Pandas time series decomposition based on leap year


I have a pandas Time Series (called df) that has one column (with name data) that contains data with a daily frequency over a time period of 5 years. The following code produces some random data:

import pandas as pd
import numpy as np


df_index = pd.date_range('01-01-2012', periods=5 * 365 + 2, freq='D')
df = pd.DataFrame({'data': np.random.rand(len(df_index))}, index=df_index)

I want to perform a simple yearly trend decomposition, where for each day I subtract its value one year ago. Aditionally, I want to attend leap years in the subtraction. Is there any elegant way to do that? My way to do this is to perform differences with 365 and 366 days and assign them to new columns.

df['diff_365'] = df['data'].diff(365)
df['diff_366'] = df['data'].diff(366)

Afterwards, I apply a function to each row thats selects the right value based on whether the same date from last year is 365 or 366 days ago.

def decide(row):
    if (row.name - 59).is_leap_year:
        return row[1]
    else:
        return row[0]

df['yearly_diff'] = df[['diff_365', 'diff_366']].apply(decide, axis=1)
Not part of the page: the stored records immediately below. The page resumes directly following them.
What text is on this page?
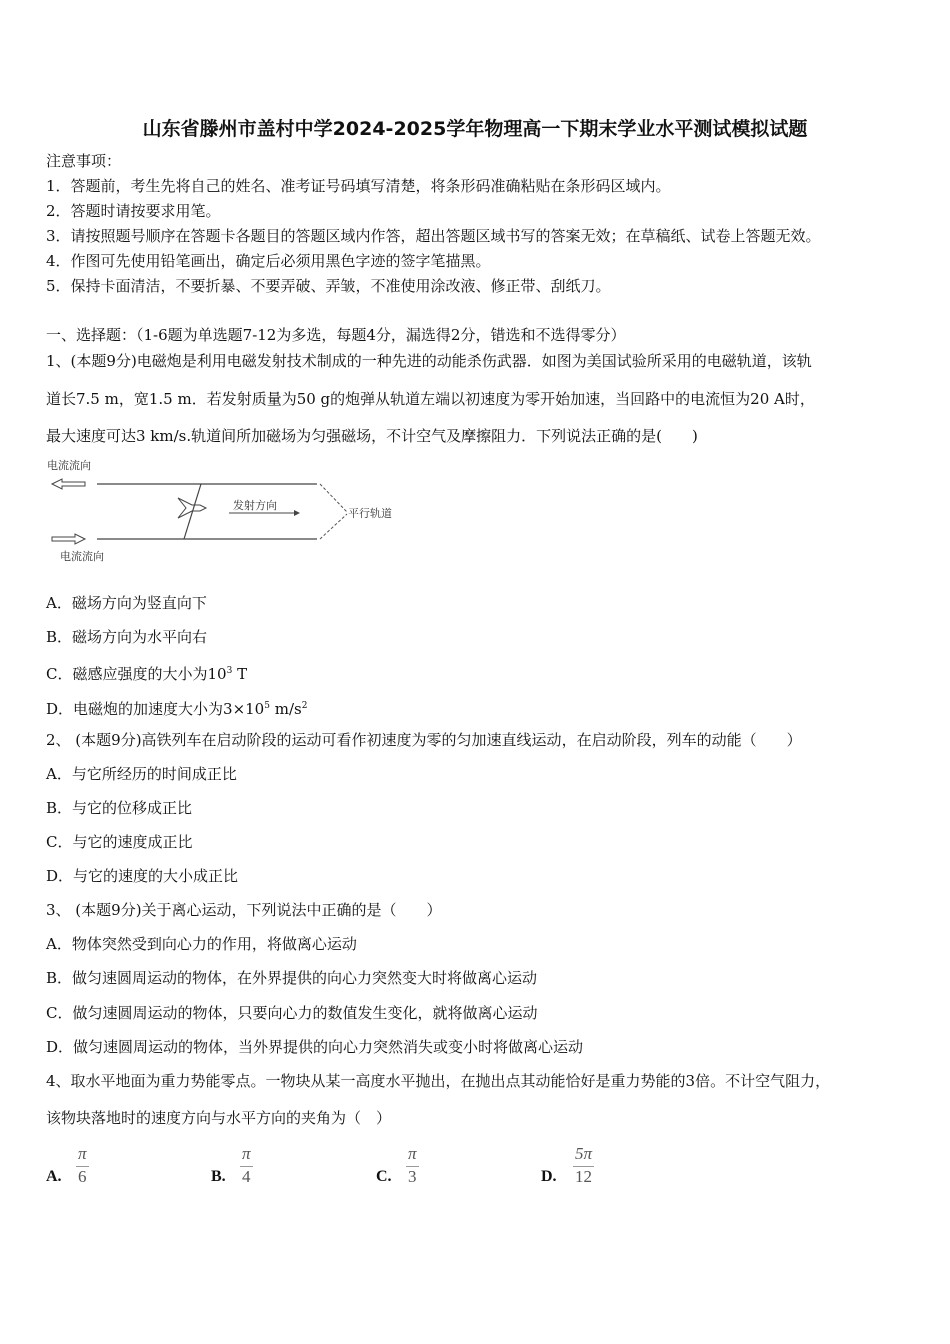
山东省滕州市盖村中学2024-2025学年物理高一下期末学业水平测试模拟试题
注意事项：
1．答题前，考生先将自己的姓名、准考证号码填写清楚，将条形码准确粘贴在条形码区域内。
2．答题时请按要求用笔。
3．请按照题号顺序在答题卡各题目的答题区域内作答，超出答题区域书写的答案无效；在草稿纸、试卷上答题无效。
4．作图可先使用铅笔画出，确定后必须用黑色字迹的签字笔描黑。
5．保持卡面清洁，不要折暴、不要弄破、弄皱，不准使用涂改液、修正带、刮纸刀。
一、选择题：（1-6题为单选题7-12为多选，每题4分，漏选得2分，错选和不选得零分）
1、(本题9分)电磁炮是利用电磁发射技术制成的一种先进的动能杀伤武器．如图为美国试验所采用的电磁轨道，该轨
道长7.5 m，宽1.5 m．若发射质量为50 g的炮弹从轨道左端以初速度为零开始加速，当回路中的电流恒为20 A时，
最大速度可达3 km/s.轨道间所加磁场为匀强磁场，不计空气及摩擦阻力．下列说法正确的是(　　)
电流流向
发射方向
平行轨道
电流流向
A．磁场方向为竖直向下
B．磁场方向为水平向右
C．磁感应强度的大小为$10^3$ T
D．电磁炮的加速度大小为$3\times 10^5$ $m/s^2$
2、 (本题9分)高铁列车在启动阶段的运动可看作初速度为零的匀加速直线运动，在启动阶段，列车的动能（　　）
A．与它所经历的时间成正比
B．与它的位移成正比
C．与它的速度成正比
D．与它的速度的大小成正比
3、 (本题9分)关于离心运动，下列说法中正确的是（　　）
A．物体突然受到向心力的作用，将做离心运动
B．做匀速圆周运动的物体，在外界提供的向心力突然变大时将做离心运动
C．做匀速圆周运动的物体，只要向心力的数值发生变化，就将做离心运动
D．做匀速圆周运动的物体，当外界提供的向心力突然消失或变小时将做离心运动
4、取水平地面为重力势能零点。一物块从某一高度水平抛出，在抛出点其动能恰好是重力势能的3倍。不计空气阻力，
该物块落地时的速度方向与水平方向的夹角为（　）
A. $\frac{\pi}{6}$	B. $\frac{\pi}{4}$	C. $\frac{\pi}{3}$	D. $\frac{5\pi}{12}$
Explanation: the function decide takes as argument a row from the DataFrame consisting of the columns diff_365 and diff_366 (along with the DatetimeIndex). The expression row.name returns the date of the row and assuming the time series has daily frequency (freq = 'D'), 59 days are subtracted which is the number of days from 1st January to 28th February. Based on whether the resulting date is a day from a leap year, the value from the diff_366 column is returned, otherwise the value from the diff_365 column.
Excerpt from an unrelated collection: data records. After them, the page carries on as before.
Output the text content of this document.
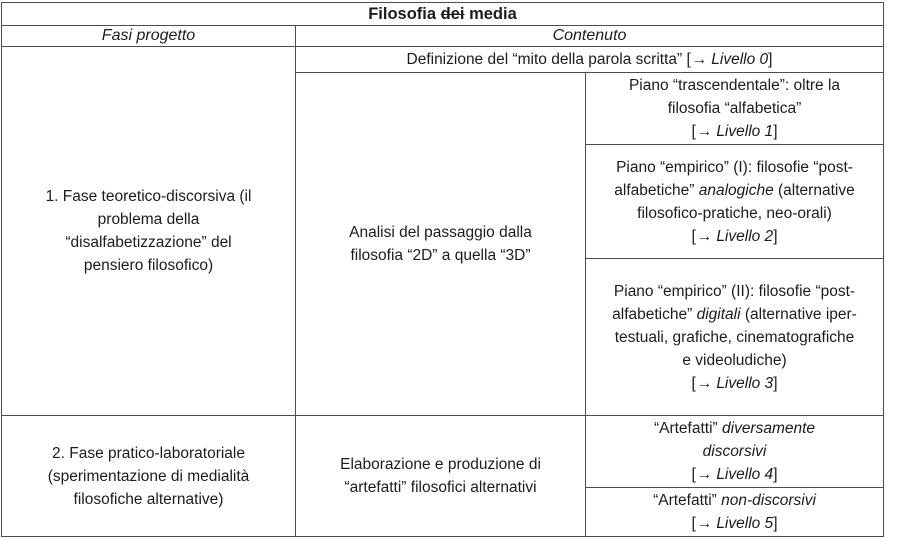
Filosofia dei media		
Fasi progetto	Contenuto	
1. Fase teoretico-discorsiva (il problema della “disalfabetizzazione” del pensiero filosofico)	Definizione del “mito della parola scritta” [→ Livello 0]	
	Analisi del passaggio dalla filosofia “2D” a quella “3D”	Piano “trascendentale”: oltre la filosofia “alfabetica”
[→ Livello 1]

		Piano “empirico” (I): filosofie “post-alfabetiche” analogiche (alternative filosofico-pratiche, neo-orali)
[→ Livello 2]

		Piano “empirico” (II): filosofie “post-alfabetiche” digitali (alternative iper-testuali, grafiche, cinematografiche e videoludiche)
[→ Livello 3]

2. Fase pratico-laboratoriale (sperimentazione di medialità filosofiche alternative)	Elaborazione e produzione di “artefatti” filosofici alternativi	“Artefatti” diversamente discorsivi
[→ Livello 4]

		“Artefatti” non-discorsivi
[→ Livello 5]
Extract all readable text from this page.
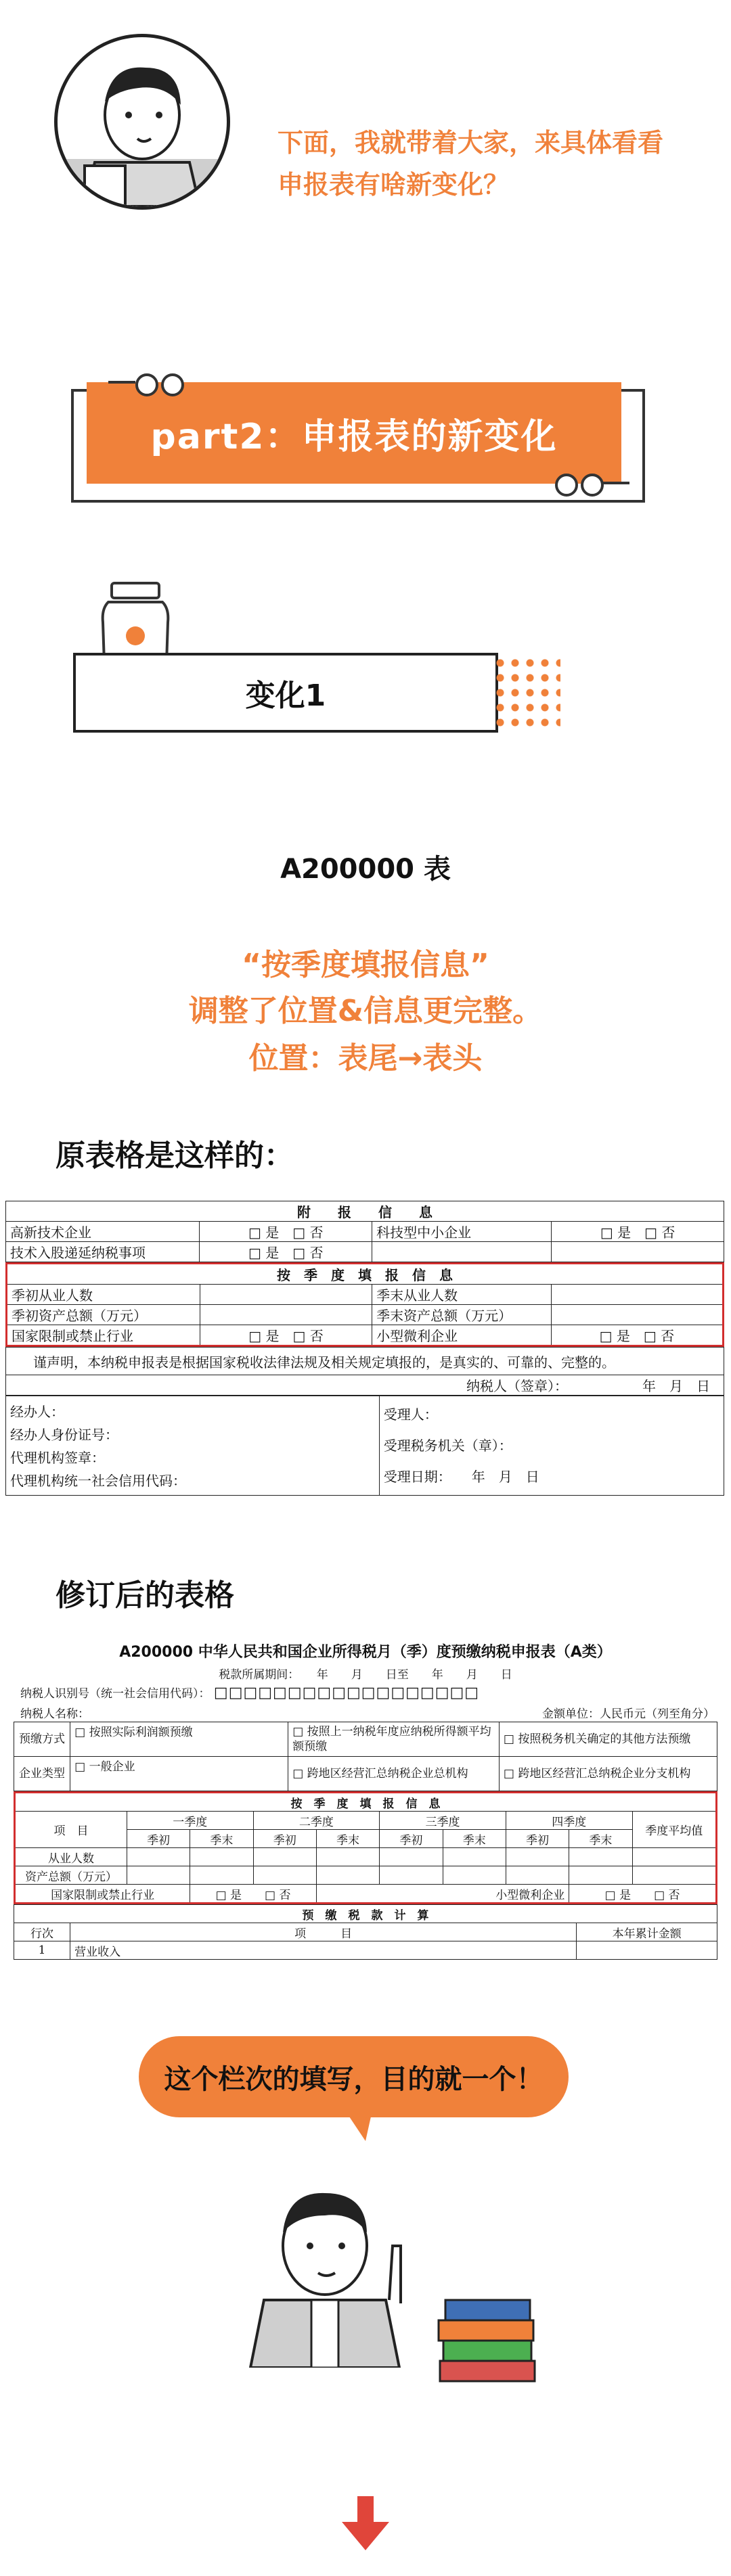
下面，我就带着大家，来具体看看
申报表有啥新变化？
part2：申报表的新变化
变化1
A200000 表
“按季度填报信息”
调整了位置&信息更完整。
位置：表尾→表头
原表格是这样的：
附　　报　　信　　息			
高新技术企业	□ 是　□ 否	科技型中小企业	□ 是　□ 否
技术入股递延纳税事项	□ 是　□ 否		
按　季　度　填　报　信　息			
季初从业人数		季末从业人数	
季初资产总额（万元）		季末资产总额（万元）	
国家限制或禁止行业	□ 是　□ 否	小型微利企业	□ 是　□ 否
谨声明，本纳税申报表是根据国家税收法律法规及相关规定填报的，是真实的、可靠的、完整的。
纳税人（签章）：　　　　　　年　月　日
经办人：
经办人身份证号：
代理机构签章：
代理机构统一社会信用代码：

受理人：
受理税务机关（章）：
受理日期：　　年　月　日
修订后的表格
A200000 中华人民共和国企业所得税月（季）度预缴纳税申报表（A类）
税款所属期间：　　年　　月　　日至　　年　　月　　日
纳税人识别号（统一社会信用代码）： □□□□□□□□□□□□□□□□□□
纳税人名称：	金额单位：人民币元（列至角分）
预缴方式	□ 按照实际利润额预缴	□ 按照上一纳税年度应纳税所得额平均额预缴	□ 按照税务机关确定的其他方法预缴
企业类型	□ 一般企业	□ 跨地区经营汇总纳税企业总机构	□ 跨地区经营汇总纳税企业分支机构
按　季　度　填　报　信　息									
项　目	一季度		二季度		三季度		四季度		季度平均值
	季初	季末	季初	季末	季初	季末	季初	季末	
从业人数									
资产总额（万元）									
国家限制或禁止行业		□ 是　　□ 否		小型微利企业				□ 是　　□ 否	
预　缴　税　款　计　算		
行次	项　　　目	本年累计金额
1	营业收入	
这个栏次的填写，目的就一个！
This took 8 lines and it feels that the subtraction can be performed in one or two lines. I tried to apply a similiar function directly to the data column (via apply and taking the default argument axis=0). But in this case, I cannot take my DatetimeIndex into account. Is there a better to perform the subtraction?


Solution

  • You may not need to worry about dealing with leap years explicitly. When you construct a DatetimeIndex, you can specify start and end parameters. As per the docs:

    Of the four parameters start, end, periods, and freq, exactly three must be specified.

    Here's an example of how you can restructure your logic:

    df_index = pd.date_range(start='01-01-2012', end='12-31-2016', freq='D')
    
    df = pd.DataFrame({'data': np.random.rand(len(df_index))}, index=df_index)
    
    df['yearly_diff'] = df['data'] - (df_index - pd.DateOffset(years=1)).map(df['data'].get)
    

    Explanation

    • We construct a DatetimeIndex object by supplying start, end and freq arguments.
    • Subtract 1 year from your index by subtracting pd.DateOffset(years=1).
    • Use pd.Series.map to map these 1yr behind dates to data.
    • Subtract the resulting series from the original data series.